The alarming rise in atmospheric CO₂ levels, primarily driven by fossil fuel combustion and industrial processes, has become a major contributor to global climate change. Effective CO₂ capture technologies are urgently needed, particularly for the selective removal of CO₂ from industrial gas streams, such as flue gas and biogas, which often contain impurities like N₂ and CH₄. In this study, we report the design and synthesis of novel molecularly imprinted polymers (MIPs) using 4-vinylpyridine (4VP) and methacrylic acid (MAA) as functional monomers, and thiophene (Th) and formaldehyde (HC) as molecular templates. The MIPs were specifically engineered to create selective molecular cavities within a nanoporous polymer matrix for the efficient capture of CO₂. By adjusting the molar ratios of the template to functional monomers, we optimized the molecular imprinting process to enhance CO₂ selectivity over N₂ and CH₄. The resulting MIPs exhibited outstanding performance, with a maximum CO₂/N₂ selectivity of 153 at 25 bar and CO₂/CH₄ selectivity of 25.3 at 1 bar, significantly surpassing previously reported porous polymers and metal-organic frameworks (MOFs) under similar conditions.
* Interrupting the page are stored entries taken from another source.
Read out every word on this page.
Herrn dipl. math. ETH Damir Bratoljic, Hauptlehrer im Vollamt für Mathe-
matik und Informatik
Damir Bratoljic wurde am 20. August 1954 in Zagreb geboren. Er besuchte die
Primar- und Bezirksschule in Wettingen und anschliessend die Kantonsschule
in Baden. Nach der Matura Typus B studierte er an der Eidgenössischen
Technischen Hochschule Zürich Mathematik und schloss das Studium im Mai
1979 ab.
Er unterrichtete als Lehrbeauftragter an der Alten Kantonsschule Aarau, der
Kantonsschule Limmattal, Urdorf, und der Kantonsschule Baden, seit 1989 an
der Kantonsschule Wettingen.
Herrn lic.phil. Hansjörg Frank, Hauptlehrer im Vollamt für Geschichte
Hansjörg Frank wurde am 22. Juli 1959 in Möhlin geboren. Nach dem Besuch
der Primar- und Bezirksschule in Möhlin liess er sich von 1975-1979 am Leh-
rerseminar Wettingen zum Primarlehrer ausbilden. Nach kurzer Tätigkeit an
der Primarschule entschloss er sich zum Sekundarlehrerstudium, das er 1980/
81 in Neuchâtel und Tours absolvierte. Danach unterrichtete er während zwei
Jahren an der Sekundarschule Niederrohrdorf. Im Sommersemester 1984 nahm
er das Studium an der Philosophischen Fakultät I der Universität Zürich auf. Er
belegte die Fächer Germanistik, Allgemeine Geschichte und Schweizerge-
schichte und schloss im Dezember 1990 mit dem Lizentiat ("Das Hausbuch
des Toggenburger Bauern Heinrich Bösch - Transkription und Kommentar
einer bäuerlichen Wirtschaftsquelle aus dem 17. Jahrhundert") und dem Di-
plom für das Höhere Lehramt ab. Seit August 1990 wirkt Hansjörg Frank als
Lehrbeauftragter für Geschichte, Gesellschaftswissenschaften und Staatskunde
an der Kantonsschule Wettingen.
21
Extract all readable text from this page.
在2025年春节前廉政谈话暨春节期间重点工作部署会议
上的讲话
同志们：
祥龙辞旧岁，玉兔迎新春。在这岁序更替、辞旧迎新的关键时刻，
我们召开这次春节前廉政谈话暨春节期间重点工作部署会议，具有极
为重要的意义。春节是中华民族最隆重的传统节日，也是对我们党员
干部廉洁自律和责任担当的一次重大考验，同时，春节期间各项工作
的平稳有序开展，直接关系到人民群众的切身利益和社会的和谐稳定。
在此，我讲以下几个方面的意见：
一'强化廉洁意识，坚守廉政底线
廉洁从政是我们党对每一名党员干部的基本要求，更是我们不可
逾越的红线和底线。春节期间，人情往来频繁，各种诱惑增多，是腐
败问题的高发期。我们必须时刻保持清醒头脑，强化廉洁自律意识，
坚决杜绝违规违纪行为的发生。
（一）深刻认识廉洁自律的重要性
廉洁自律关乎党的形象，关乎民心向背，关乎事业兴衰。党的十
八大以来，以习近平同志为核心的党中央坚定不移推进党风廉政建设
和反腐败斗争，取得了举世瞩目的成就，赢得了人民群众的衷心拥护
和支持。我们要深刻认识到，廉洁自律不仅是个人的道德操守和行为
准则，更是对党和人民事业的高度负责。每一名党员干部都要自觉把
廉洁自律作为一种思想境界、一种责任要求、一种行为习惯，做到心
Furthermore, we conducted heat of adsorption studies, which revealed the strong and selective interaction of CO₂ with the imprinted cavities, confirming the superior adsorption properties of the synthesized MIPs. The study demonstrates that molecular imprinting can effectively enhance both CO₂ capture capacity and selectivity, providing a cost-efficient and scalable solution for industrial CO₂ separation and purification processes.